Amid mingling following the Board of Governors decision, the chair of CAMSR revealed that she had referred to information “off the top of [her] head” that investments in renewable energy are not economically viable. The Divest McGill campaign has not made any recommendations as to what McGill should reinvest in, so this (unfounded) claim was irrelevant to our proposal and should not have been considered in the decision-making process. More staggeringly, she stated that McGill’s primary moral imperative in investing is to earn the greatest financial return for endowment donors. If profit is the main consideration, why bother with a social responsibility process at all?

Unfortunately, last year’s meeting has been unsuccessful thus far in catalyzing the larger conversation needed about the role of CAMSR, and on how the Board of Governors approaches the issue of social injury. The terms of reference review, occurring as we speak, has gone largely unnoticed and underplayed, and the BoG has made no indication that they will revise their terms or gather wider consultation. Most importantly, they have made no commitment to the inclusion of climate change as part of their definition of social injury.

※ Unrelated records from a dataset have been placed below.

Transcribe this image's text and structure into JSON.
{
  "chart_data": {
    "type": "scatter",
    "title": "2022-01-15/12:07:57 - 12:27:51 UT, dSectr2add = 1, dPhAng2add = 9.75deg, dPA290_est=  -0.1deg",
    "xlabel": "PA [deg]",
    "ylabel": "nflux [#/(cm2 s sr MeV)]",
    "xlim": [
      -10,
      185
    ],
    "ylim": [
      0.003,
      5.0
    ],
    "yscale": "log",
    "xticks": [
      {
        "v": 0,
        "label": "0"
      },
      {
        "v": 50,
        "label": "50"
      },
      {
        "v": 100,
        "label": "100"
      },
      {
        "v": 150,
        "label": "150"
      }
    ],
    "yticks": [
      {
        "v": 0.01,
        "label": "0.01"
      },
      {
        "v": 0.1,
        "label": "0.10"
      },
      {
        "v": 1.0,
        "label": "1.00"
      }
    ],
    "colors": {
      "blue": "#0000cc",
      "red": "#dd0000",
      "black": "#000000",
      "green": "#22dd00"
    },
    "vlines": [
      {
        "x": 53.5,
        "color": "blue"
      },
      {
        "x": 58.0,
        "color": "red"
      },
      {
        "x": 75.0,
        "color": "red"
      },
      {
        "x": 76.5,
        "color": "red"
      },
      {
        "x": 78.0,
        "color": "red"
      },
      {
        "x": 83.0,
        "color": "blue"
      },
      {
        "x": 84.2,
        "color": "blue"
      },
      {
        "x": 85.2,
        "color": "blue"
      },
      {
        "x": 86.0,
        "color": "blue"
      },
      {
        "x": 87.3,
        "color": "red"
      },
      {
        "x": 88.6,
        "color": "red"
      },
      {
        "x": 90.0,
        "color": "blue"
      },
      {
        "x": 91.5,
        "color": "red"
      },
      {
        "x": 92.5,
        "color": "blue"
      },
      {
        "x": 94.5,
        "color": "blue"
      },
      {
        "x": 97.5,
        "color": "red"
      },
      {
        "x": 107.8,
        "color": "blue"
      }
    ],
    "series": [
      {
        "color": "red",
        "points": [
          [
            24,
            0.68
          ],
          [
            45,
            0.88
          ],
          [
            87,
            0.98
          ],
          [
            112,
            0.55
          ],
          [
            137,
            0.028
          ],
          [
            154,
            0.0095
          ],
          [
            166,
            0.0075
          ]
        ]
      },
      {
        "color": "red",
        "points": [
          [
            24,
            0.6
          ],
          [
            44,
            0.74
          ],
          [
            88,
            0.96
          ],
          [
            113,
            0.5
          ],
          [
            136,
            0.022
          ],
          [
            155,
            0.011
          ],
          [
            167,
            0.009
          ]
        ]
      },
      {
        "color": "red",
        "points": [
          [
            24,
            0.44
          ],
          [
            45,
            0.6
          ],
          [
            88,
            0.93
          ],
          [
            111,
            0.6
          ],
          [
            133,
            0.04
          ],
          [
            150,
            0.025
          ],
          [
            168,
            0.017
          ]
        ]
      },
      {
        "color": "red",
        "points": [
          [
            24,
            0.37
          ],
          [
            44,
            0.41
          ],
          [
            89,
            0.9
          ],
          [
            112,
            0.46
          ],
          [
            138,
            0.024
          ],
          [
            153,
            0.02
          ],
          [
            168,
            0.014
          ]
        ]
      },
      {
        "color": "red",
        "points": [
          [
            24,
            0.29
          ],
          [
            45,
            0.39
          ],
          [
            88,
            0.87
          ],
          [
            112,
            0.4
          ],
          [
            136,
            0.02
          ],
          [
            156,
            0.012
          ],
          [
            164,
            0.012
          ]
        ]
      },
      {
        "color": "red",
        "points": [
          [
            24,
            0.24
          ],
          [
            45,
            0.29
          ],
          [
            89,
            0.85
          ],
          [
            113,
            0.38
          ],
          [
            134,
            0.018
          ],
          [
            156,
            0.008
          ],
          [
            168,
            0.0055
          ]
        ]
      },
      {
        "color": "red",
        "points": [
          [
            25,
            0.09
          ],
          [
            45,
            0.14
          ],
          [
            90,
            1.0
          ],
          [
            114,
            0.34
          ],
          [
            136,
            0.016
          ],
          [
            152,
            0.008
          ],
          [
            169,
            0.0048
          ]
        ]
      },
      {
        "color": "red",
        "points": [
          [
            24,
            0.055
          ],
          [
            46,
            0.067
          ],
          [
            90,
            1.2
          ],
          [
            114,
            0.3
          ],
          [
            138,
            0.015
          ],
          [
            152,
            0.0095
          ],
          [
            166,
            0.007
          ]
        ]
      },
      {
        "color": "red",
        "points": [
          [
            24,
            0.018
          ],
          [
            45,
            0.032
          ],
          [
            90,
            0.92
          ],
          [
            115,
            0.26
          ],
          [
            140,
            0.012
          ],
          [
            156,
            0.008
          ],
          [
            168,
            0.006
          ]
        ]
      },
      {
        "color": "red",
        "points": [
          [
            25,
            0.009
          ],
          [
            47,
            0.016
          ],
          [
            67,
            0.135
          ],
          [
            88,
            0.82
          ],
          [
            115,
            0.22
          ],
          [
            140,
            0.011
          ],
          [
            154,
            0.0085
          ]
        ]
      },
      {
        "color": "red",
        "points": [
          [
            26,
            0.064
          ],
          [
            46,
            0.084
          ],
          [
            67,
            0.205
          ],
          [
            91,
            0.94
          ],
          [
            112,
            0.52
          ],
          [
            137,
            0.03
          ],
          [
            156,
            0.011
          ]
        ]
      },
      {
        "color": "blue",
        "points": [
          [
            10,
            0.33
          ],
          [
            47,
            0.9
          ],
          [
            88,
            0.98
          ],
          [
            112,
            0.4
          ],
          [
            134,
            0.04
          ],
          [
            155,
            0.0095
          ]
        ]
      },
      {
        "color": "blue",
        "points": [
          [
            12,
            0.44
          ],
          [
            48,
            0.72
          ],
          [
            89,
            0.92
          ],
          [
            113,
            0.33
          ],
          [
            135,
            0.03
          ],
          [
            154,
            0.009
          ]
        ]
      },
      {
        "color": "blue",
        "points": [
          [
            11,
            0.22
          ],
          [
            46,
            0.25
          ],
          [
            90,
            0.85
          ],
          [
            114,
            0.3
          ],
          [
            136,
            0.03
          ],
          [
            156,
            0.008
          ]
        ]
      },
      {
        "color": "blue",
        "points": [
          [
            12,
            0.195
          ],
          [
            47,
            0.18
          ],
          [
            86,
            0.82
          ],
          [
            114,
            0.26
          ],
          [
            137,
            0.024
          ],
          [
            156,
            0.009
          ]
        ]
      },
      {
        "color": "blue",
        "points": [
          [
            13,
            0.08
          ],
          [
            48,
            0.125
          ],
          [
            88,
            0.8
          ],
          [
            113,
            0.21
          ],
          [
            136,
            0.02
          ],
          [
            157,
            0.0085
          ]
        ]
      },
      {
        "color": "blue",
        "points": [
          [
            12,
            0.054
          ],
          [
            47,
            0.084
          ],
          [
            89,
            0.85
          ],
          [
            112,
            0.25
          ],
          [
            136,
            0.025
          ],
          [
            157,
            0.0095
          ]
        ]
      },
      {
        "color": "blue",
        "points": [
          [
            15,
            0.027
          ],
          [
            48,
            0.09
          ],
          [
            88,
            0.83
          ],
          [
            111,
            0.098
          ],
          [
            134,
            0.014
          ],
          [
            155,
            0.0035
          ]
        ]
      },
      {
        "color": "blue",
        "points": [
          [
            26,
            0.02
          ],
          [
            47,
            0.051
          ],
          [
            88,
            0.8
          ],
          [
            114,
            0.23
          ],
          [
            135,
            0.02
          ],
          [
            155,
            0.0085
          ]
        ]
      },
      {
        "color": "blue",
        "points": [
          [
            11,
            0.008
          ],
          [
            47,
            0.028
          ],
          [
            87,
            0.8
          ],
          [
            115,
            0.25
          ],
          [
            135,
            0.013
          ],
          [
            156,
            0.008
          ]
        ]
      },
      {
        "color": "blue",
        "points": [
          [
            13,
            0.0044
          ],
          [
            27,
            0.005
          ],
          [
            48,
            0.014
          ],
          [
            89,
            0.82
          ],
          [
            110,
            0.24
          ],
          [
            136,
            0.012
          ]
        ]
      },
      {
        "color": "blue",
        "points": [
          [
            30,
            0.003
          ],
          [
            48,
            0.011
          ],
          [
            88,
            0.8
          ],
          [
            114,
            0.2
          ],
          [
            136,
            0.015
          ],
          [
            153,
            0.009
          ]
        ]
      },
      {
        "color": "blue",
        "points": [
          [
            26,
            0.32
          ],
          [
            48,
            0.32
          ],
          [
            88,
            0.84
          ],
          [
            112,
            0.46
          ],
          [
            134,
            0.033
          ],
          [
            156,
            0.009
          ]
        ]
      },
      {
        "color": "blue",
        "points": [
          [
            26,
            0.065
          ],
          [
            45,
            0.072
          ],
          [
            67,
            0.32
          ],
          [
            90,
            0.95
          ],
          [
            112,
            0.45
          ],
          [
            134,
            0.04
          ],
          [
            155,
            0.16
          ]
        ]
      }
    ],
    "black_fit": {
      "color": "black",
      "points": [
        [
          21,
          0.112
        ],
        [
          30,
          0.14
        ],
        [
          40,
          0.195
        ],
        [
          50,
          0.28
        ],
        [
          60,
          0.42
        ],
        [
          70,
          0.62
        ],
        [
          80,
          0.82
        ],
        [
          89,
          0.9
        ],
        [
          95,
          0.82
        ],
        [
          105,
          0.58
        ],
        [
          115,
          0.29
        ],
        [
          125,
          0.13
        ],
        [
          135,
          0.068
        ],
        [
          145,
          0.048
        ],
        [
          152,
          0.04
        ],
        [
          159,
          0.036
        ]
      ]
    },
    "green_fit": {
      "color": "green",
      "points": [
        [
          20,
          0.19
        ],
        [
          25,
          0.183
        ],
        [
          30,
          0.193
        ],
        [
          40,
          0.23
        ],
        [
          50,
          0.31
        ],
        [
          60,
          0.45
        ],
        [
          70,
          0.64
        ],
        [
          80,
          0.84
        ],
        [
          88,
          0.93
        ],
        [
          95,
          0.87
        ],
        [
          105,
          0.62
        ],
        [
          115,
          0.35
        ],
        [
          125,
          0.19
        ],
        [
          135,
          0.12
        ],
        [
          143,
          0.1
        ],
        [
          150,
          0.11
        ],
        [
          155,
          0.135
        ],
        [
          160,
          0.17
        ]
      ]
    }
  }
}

This is not a formal response to the BoG, but rather a call to action on two fronts. One, join the Divest McGill campaign and continue fighting for climate justice on campus. Two, tell the BoG that CAMSR must be accountable to the McGill community, and to its own mandate. We suspect that as a world-class university full of intelligent people, McGill has at least a few resources to ensure that the recourse to social injury is rigorous and reflective of the interests and desires of the McGill community.